С Кариной они, конечно же, не сошлись. Я, впрочем, с первых дней предчувствовал, что именно так и окажется – стилистическая интуиция все-таки редко меня подводит. Шанс проверить ее, однако, выпал не скоро: прошел месяц, а то и полтора, прежде чем та и другая оказались в моем доме одновременно. Оно и немудрено: дочкины визиты, столь нечастые и стремительные, почему-то всякий раз приходились на время Карининого отсутствия (и, скажем так, слава Богу!)
В общем, одним дождливым вечером обе дамы принуждены, таки, были разделить со мною трапезу. Охлажденное Темпранильо не помогло: Галка несла большей частью какую-то вымученную ахинею, задавала гостье странные, несвязанные друг с другом вопросы, Карина отвечала невпопад, как студентка, решившая во что бы то ни стало провалить экзамен – при этом краснела, опускала глаза, теребила что-то у себя в тарелке – короче, нервничала совершенно неподобающим образом. Я, как мог, старался выровнять ситуацию – что-то рассказывал все время, старался рассмешить, произносил тосты – но это было как мертвому компрессы: два одинаковых полюса у магнита обречены отталкиваться – хоть бы и не имели явным образом между собой противоречий.
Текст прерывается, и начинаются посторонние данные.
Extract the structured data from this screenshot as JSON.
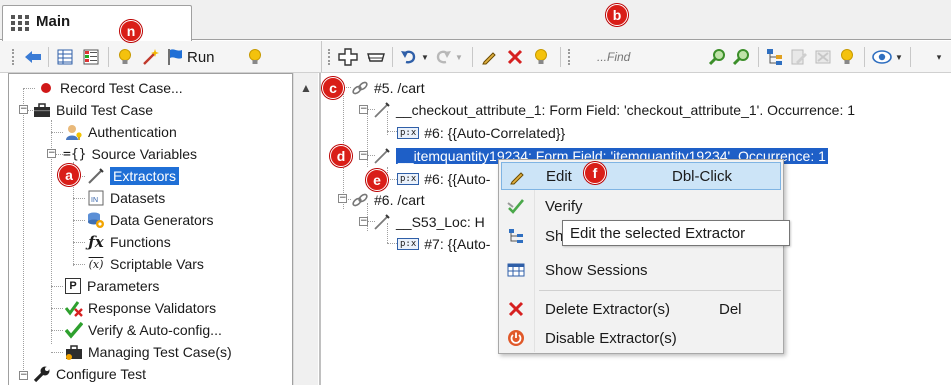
{
  "tab": {
    "label": "Main"
  },
  "left_toolbar": {
    "run_label": "Run"
  },
  "right_toolbar": {
    "find_placeholder": "...Find"
  },
  "left_tree": {
    "items": [
      {
        "label": "Record Test Case..."
      },
      {
        "label": "Build Test Case"
      },
      {
        "label": "Authentication"
      },
      {
        "label": "Source Variables"
      },
      {
        "label": "Extractors"
      },
      {
        "label": "Datasets"
      },
      {
        "label": "Data Generators"
      },
      {
        "label": "Functions"
      },
      {
        "label": "Scriptable Vars"
      },
      {
        "label": "Parameters"
      },
      {
        "label": "Response Validators"
      },
      {
        "label": "Verify & Auto-config..."
      },
      {
        "label": "Managing Test Case(s)"
      },
      {
        "label": "Configure Test"
      }
    ],
    "source_vars_prefix": "={}",
    "datasets_icon_text": "IN",
    "scriptable_icon_text": "(x)",
    "parameters_icon_text": "P"
  },
  "right_tree": {
    "nodes": [
      {
        "label": "#5. /cart"
      },
      {
        "label": "__checkout_attribute_1: Form Field: 'checkout_attribute_1'. Occurrence: 1"
      },
      {
        "label": "#6: {{Auto-Correlated}}"
      },
      {
        "label": "__itemquantity19234: Form Field: 'itemquantity19234'. Occurrence: 1"
      },
      {
        "label": "#6: {{Auto-"
      },
      {
        "label": "#6. /cart"
      },
      {
        "label": "__S53_Loc: H"
      },
      {
        "label": "#7: {{Auto-"
      }
    ],
    "px_icon_text": "p:x"
  },
  "context_menu": {
    "items": [
      {
        "label": "Edit",
        "shortcut": "Dbl-Click"
      },
      {
        "label": "Verify",
        "shortcut": ""
      },
      {
        "label": "Show ",
        "shortcut": ""
      },
      {
        "label": "Show Sessions",
        "shortcut": ""
      },
      {
        "label": "Delete Extractor(s)",
        "shortcut": "Del"
      },
      {
        "label": "Disable Extractor(s)",
        "shortcut": ""
      }
    ]
  },
  "tooltip": {
    "text": "Edit the selected Extractor"
  },
  "badges": {
    "a": "a",
    "b": "b",
    "c": "c",
    "d": "d",
    "e": "e",
    "f": "f",
    "n": "n"
  },
  "colors": {
    "badge_red": "#d91e18",
    "selection_blue": "#1e5fc7",
    "menu_hover": "#cce4f7"
  }
}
Примерно в том же духе все шло и дальше – каждый раз побуждая меня вспоминать двоюродную тетку по материнской линии, которая ютилась когда-то в однокомнатной квартире где-то на Гражданке, но при этом держала двух кошек. Там, значит, было так: одна из кошек обитала в комнате, вторая – на кухне. Коридор же был общим пространством и обе зверюги перемещались по нему вполне расслаблено. Но, так как кормила их тетка все же на кухне, то комнатная кошка, приходя к своему корытцу… в общем, точь-в-точь моя Карина в присутствии дочери… даже не знаю, как детальнее описать…
Ну и ладно. Не пошлó так не пошлó. Хотя и досадно, что уж скрывать. Я, во всяком случае, не счел это серьезно усложняющим жизнь обстоятельством – не знаю, правда, как на тот же счет решила Карина…
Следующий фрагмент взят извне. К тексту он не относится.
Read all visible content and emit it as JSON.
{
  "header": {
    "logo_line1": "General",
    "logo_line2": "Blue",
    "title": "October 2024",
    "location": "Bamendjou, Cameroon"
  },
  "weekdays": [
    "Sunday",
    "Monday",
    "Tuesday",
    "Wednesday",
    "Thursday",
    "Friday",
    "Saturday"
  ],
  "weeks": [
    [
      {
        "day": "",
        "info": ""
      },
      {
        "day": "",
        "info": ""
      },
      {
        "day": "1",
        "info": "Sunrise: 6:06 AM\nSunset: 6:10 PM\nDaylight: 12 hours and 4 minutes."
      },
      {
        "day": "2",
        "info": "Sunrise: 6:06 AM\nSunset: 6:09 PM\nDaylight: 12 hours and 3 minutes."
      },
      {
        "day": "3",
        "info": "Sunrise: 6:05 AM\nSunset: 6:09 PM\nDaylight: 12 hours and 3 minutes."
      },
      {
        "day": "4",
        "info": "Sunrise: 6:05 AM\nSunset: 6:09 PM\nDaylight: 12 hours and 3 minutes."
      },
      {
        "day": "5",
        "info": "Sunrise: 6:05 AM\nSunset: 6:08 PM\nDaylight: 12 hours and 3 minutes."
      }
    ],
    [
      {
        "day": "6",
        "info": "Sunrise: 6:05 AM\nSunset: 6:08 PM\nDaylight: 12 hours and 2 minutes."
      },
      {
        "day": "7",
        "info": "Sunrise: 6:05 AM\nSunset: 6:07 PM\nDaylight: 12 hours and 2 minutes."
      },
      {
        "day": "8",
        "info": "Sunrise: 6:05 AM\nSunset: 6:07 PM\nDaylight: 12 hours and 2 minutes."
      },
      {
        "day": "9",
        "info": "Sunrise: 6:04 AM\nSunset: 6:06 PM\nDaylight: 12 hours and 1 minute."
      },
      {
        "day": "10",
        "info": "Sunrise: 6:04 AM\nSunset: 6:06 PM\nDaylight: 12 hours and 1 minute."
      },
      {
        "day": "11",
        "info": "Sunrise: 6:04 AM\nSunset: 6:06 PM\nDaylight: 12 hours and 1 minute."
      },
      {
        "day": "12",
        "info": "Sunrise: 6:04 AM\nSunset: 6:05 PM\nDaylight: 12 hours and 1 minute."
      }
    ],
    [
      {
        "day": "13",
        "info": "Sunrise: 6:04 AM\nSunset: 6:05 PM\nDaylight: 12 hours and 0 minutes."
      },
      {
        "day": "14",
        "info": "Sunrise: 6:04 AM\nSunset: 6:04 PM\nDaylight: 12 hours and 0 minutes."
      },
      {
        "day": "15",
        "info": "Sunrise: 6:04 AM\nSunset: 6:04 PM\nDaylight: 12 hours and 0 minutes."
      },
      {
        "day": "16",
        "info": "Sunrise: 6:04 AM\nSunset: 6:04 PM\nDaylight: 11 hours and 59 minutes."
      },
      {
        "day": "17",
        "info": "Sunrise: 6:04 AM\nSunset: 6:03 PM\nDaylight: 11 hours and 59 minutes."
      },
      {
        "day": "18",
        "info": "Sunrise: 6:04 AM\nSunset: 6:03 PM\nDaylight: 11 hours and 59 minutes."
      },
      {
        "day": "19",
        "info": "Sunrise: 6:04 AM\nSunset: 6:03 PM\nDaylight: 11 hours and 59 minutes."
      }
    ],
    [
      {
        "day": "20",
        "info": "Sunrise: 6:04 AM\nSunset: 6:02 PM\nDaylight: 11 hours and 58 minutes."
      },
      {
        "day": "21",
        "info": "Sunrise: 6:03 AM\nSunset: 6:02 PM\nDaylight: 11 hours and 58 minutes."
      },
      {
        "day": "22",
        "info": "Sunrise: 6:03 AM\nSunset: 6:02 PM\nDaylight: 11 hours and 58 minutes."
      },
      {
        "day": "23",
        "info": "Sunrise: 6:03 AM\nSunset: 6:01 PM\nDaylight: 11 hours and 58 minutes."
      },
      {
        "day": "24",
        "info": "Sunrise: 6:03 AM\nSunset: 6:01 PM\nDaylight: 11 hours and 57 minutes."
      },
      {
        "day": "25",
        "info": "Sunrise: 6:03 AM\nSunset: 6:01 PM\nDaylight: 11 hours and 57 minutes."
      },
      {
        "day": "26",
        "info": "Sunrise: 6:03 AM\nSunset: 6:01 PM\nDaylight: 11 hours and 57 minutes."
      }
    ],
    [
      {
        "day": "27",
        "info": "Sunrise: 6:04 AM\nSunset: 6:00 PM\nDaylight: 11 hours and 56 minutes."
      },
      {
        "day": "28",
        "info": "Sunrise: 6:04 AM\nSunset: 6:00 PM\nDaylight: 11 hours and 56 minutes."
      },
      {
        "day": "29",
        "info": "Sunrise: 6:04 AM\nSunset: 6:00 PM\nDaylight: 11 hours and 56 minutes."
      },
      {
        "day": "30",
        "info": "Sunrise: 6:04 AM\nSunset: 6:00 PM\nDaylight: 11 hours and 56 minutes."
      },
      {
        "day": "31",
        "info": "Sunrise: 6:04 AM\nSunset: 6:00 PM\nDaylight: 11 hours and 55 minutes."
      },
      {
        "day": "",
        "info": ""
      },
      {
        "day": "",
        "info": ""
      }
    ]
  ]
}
Пожалуй, ощутимо задетым я почувствовал себя лишь однажды, когда Галка, оказавшись со мной наедине, вдруг поведала исполненным искреннего удивления голосом:
– Знаешь, папка, похоже, эта твоя Карина… она, короче, того… все-таки, ипанутая какая-то… вот…
Я, само собой, встрепенулся, не сумев скрыть замешательства.
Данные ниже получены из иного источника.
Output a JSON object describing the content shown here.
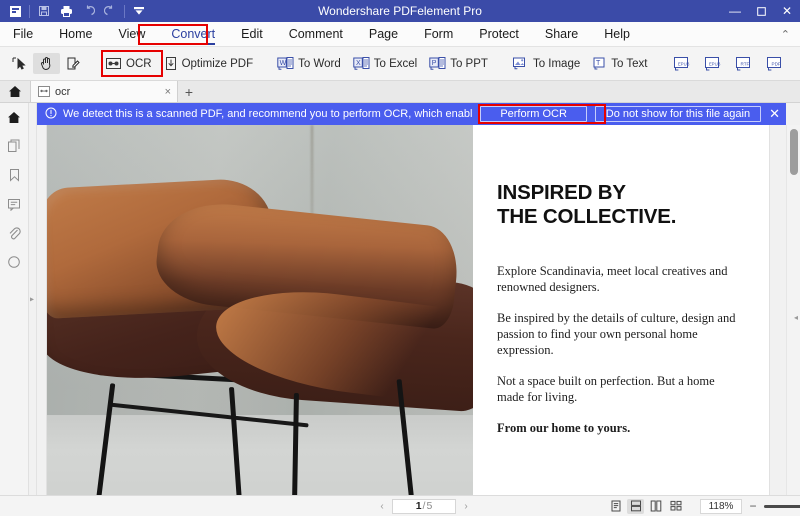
{
  "titlebar": {
    "app_title": "Wondershare PDFelement Pro",
    "quick_access": [
      {
        "name": "app-logo-icon",
        "glyph": "logo"
      },
      {
        "name": "save-icon",
        "glyph": "save"
      },
      {
        "name": "print-icon",
        "glyph": "print"
      },
      {
        "name": "undo-icon",
        "glyph": "undo"
      },
      {
        "name": "redo-icon",
        "glyph": "redo"
      },
      {
        "name": "customize-toolbar-icon",
        "glyph": "caret"
      }
    ],
    "window_controls": {
      "minimize": "—",
      "maximize": "☐",
      "close": "✕"
    }
  },
  "menubar": {
    "items": [
      {
        "label": "File",
        "active": false
      },
      {
        "label": "Home",
        "active": false
      },
      {
        "label": "View",
        "active": false
      },
      {
        "label": "Convert",
        "active": true
      },
      {
        "label": "Edit",
        "active": false
      },
      {
        "label": "Comment",
        "active": false
      },
      {
        "label": "Page",
        "active": false
      },
      {
        "label": "Form",
        "active": false
      },
      {
        "label": "Protect",
        "active": false
      },
      {
        "label": "Share",
        "active": false
      },
      {
        "label": "Help",
        "active": false
      }
    ],
    "collapse_glyph": "⌃"
  },
  "ribbon": {
    "tools": [
      {
        "label": "",
        "name": "select-tool",
        "icon": "cursor-icon",
        "selected": false
      },
      {
        "label": "",
        "name": "hand-tool",
        "icon": "hand-icon",
        "selected": true
      },
      {
        "label": "",
        "name": "edit-tool",
        "icon": "pencil-page-icon",
        "selected": false
      }
    ],
    "convert_tools": [
      {
        "label": "OCR",
        "name": "ocr-button",
        "icon": "ocr-icon",
        "highlighted": true
      },
      {
        "label": "Optimize PDF",
        "name": "optimize-pdf-button",
        "icon": "optimize-icon"
      },
      {
        "label": "To Word",
        "name": "to-word-button",
        "icon": "word-icon"
      },
      {
        "label": "To Excel",
        "name": "to-excel-button",
        "icon": "excel-icon"
      },
      {
        "label": "To PPT",
        "name": "to-ppt-button",
        "icon": "ppt-icon"
      },
      {
        "label": "To Image",
        "name": "to-image-button",
        "icon": "image-icon"
      },
      {
        "label": "To Text",
        "name": "to-text-button",
        "icon": "text-icon"
      }
    ],
    "format_tools": [
      {
        "label": "EPUB",
        "name": "to-epub-button"
      },
      {
        "label": "EPUB",
        "name": "to-epub2-button"
      },
      {
        "label": "RTF",
        "name": "to-rtf-button"
      },
      {
        "label": "PDF",
        "name": "to-pdf-button"
      }
    ]
  },
  "tabstrip": {
    "home_icon": "home-icon",
    "tabs": [
      {
        "label": "ocr",
        "close": "×",
        "icon": "pdf-file-icon"
      }
    ],
    "new_tab": "+"
  },
  "leftrail": {
    "items": [
      {
        "name": "sidebar-home-icon",
        "icon": "home"
      },
      {
        "name": "sidebar-thumbnails-icon",
        "icon": "pages"
      },
      {
        "name": "sidebar-bookmarks-icon",
        "icon": "bookmark"
      },
      {
        "name": "sidebar-comments-icon",
        "icon": "comment"
      },
      {
        "name": "sidebar-attachments-icon",
        "icon": "paperclip"
      },
      {
        "name": "sidebar-stamp-icon",
        "icon": "circle"
      }
    ]
  },
  "notification": {
    "icon": "info-icon",
    "message": "We detect this is a scanned PDF, and recommend you to perform OCR, which enables you to ...",
    "perform_label": "Perform OCR",
    "dismiss_label": "Do not show for this file again",
    "close_glyph": "✕",
    "accent_color": "#4a5dee",
    "highlight_color": "#e60000"
  },
  "document": {
    "heading_line1": "INSPIRED BY",
    "heading_line2": "THE COLLECTIVE.",
    "paragraphs": [
      "Explore Scandinavia, meet local creatives and renowned designers.",
      "Be inspired by the details of culture, design and passion to find your own personal home expression.",
      "Not a space built on perfection. But a home made for living."
    ],
    "closing": "From our home to yours.",
    "photo_alt": "tan-and-brown-armchair-photo"
  },
  "statusbar": {
    "prev_glyph": "‹",
    "next_glyph": "›",
    "current_page": "1",
    "page_separator": "/",
    "total_pages": "5",
    "view_modes": [
      {
        "name": "single-page-view",
        "selected": false
      },
      {
        "name": "continuous-scroll-view",
        "selected": true
      },
      {
        "name": "two-page-view",
        "selected": false
      },
      {
        "name": "thumbnail-grid-view",
        "selected": false
      }
    ],
    "zoom_level": "118%",
    "zoom_minus": "−",
    "zoom_plus": "+"
  }
}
– Нет, ну правда! Захожу в комнату, где она… и вижу… стоит возле стола, высыпала все из сумочки и протирает каждую вещь спиртом… я по запаху определила… не одеколоном даже, а именно спиртом, медицинским спиртом!.. С собою носит… Ключи, пудреницу, косметичку, кошелек… я специально стояла, смотрела – она даже ухом не повела: знай себе, протирает это свое барахло и в сумочку обратно складывает аккуратно. Знаешь, вот как ребенок все равно со своими игрушками!..
Произносила все это она таким вкрадчивым, сбивающимся на шепот тембром – сама ну точь-в-точь ребенок, сообщающий другому ребенку о сделанном украдкой удивительном наблюдении из жизни взрослых… В общем, все это меня взбесило, конечно.
– Знаешь, дорогой мой котик… я ведь едва ли нуждаюсь… в твоем руководстве… при выборе себе подруг… вот, лет через сорок, да, когда я стану писаться в памперсы… тогда, конечно же, ты сможешь и должна… контролировать мои сомнительные контакты… чтоб не остаться без наследства…
Галка покраснела.
– Я не хотела ничего сказать… прости… но она действительно странная… вот согласись…
– Так с самого начала и надо было… формулировать… «мне кажется, что Карина несколько странновата»… тогда бы я тебе и слова не сказал… (Помаленьку беру себя в руки) да и вообще – какое тебе дело, чем именно протирает она свои пожитки?.. она же не претендует при этом на твой парфюм…
Вместо ответа Галка лезет ко мне обниматься.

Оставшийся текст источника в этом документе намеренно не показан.